A Comparative Study of Model Adaptation Strategies for Multi-Treatment Uplift Modeling
Ruyue Zhang, Xiaopeng Ke, Ming Liu, Fangzhou Shi, Chang Men, Zhengdan Zhu
TL;DR
This work addresses multi-treatment uplift modeling by classifying existing adaptations into Feature Adaptation and Structure Adaptation, and introducing Orthogonal Function Adaptation (OFA) as a plug-and-play module grounded in the Weierstrass approximation. The method uses an orthogonal polynomial basis (Legendre) to model treatment effects with coefficients conditioned on hidden features, and a loss that combines BCE with distribution-discrepancy terms to correct for selection bias.

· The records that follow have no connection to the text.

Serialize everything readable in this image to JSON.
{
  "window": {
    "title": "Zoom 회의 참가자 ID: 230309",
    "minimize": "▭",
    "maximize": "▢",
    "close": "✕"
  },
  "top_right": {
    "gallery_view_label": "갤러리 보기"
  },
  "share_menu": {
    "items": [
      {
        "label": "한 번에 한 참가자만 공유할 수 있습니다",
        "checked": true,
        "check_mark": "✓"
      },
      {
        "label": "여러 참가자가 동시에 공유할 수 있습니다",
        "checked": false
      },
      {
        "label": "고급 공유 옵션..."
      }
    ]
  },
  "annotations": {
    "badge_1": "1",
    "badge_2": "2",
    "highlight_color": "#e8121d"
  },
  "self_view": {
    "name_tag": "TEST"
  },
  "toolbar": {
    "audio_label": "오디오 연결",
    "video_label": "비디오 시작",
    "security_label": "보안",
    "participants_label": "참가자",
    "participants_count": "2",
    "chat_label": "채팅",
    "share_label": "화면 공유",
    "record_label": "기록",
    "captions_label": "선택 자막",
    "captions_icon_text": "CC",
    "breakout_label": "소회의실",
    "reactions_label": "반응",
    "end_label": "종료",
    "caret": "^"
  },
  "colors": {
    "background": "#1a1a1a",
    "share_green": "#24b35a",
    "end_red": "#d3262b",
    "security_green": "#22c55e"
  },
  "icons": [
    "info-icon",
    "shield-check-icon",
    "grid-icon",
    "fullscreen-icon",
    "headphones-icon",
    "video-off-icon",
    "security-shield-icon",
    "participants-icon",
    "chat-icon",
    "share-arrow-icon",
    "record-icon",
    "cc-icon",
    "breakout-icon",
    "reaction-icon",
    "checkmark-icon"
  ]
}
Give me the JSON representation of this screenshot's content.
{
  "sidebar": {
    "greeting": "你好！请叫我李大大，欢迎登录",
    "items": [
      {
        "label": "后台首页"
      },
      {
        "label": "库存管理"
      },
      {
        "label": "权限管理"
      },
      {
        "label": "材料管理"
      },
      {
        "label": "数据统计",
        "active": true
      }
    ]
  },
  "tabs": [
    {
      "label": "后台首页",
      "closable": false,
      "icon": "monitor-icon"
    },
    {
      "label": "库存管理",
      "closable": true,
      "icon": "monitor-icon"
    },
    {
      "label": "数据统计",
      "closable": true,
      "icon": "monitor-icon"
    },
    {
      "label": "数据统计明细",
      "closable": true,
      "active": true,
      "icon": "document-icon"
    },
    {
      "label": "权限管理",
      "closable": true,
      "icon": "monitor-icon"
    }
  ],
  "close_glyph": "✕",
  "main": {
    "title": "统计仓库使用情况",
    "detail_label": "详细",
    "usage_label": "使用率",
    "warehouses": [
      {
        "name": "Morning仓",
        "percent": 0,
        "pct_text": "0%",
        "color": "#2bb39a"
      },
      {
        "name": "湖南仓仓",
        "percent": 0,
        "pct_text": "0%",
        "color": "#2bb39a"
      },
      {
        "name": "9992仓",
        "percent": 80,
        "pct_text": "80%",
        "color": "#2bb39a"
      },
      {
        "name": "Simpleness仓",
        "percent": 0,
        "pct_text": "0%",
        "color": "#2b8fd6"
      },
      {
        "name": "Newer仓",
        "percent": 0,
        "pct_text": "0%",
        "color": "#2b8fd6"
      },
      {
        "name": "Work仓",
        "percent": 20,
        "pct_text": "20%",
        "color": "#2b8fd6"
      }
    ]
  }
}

Through extensive experiments on synthetic and real-world data, OFA consistently outperforms vanilla adaptation baselines and demonstrates strong robustness to noise, bias, and complex treatment-response functions, while remaining compatible with multiple underlying models. The results suggest OFA offers a practical, generalizable boost for multi-treatment causal effect estimation in domains such as marketing and healthcare.
Abstract
Uplift modeling has emerged as a crucial technique for individualized treatment effect estimation, particularly in fields such as marketing and healthcare. Modeling uplift effects in multi-treatment scenarios plays a key role in real-world applications. Current techniques for modeling multi-treatment uplift are typically adapted from binary-treatment works. In this paper, we investigate and categorize all current model adaptations into two types: Structure Adaptation and Feature Adaptation. Through our empirical experiments, we find that these two adaptation types cannot maintain effectiveness under various data characteristics (noisy data, mixed with observational data, etc.). To enhance estimation ability and robustness, we propose Orthogonal Function Adaptation (OFA) based on the function approximation theorem. We conduct comprehensive experiments with multiple data characteristics to study the effectiveness and robustness of all model adaptation techniques. Our experimental results demonstrate that our proposed OFA can significantly improve uplift model performance compared to other vanilla adaptation methods and exhibits the highest robustness.